Tanger est une ville qui change. J’ai fait un passage en 1997 pendant deux ans, dans la ville puis en 2003 en une année, et là depuis je la visite quand l’occasion se présente. Je suis agréablement fasciné par le progrès que connaît la ville du détroit. A Tanger, j’ai découvert Maurice Béjart et sa chorégraphie splendide et humaniste. J’y ai été initié au long débat sur Camus, De Beauvoir, Laroui et autres penseurs. C’est une ville incontestablement poétique et culturelle. Elle regorge de penseurs, artistes, … de haut niveau et a fait héberger de grandes personnalités.

 

Il y a un coin ( voir un précédent post sur Tanger ) que je ne rate sous aucun prétexte dans n’importe laquelle de mes visites à la ville, le Café Elhafa. C’est un café « populaire » dont le menu se résume au thé à la mente et un soda.
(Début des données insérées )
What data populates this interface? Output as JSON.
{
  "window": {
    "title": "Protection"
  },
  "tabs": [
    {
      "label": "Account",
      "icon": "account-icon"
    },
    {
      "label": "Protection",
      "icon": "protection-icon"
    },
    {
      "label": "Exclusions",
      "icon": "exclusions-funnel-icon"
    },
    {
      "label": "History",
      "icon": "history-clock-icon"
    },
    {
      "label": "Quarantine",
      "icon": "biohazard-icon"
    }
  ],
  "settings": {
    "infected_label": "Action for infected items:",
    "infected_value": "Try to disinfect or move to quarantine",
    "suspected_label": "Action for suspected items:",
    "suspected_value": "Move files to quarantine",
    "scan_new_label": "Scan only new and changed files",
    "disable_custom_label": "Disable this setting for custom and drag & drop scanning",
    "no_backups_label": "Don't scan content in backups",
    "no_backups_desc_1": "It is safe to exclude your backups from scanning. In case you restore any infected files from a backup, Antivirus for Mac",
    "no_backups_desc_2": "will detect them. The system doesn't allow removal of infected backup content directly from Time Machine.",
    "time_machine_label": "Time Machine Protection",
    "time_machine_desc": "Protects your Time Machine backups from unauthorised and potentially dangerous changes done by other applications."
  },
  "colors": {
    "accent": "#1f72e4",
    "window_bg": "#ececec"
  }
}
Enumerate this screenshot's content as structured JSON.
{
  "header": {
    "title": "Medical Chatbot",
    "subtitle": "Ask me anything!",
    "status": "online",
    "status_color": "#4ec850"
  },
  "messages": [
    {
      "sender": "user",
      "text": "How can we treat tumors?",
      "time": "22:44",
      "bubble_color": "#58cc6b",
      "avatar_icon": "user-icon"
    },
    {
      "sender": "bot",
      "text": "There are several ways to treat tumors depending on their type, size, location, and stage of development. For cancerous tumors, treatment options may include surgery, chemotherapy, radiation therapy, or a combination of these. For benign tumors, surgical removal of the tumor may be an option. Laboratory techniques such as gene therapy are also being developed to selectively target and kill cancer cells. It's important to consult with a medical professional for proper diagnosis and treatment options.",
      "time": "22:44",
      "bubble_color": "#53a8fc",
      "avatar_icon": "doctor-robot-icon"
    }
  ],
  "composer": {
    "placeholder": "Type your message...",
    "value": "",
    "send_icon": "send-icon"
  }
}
Dans ce lieux magnifique qui donne une vue sur Tarifa, Gibraltar, la Méditerranée ,  se sont côtoyés des hommes ordinaires, comme moi, et des créateurs venus trouver inspiration dans ce lieux paradisiaque. Un joint fumé par là, un sebsi par ici, un peintre avec sa toile, une clique d’étudiants préparant un partiel, … on en trouve de tout.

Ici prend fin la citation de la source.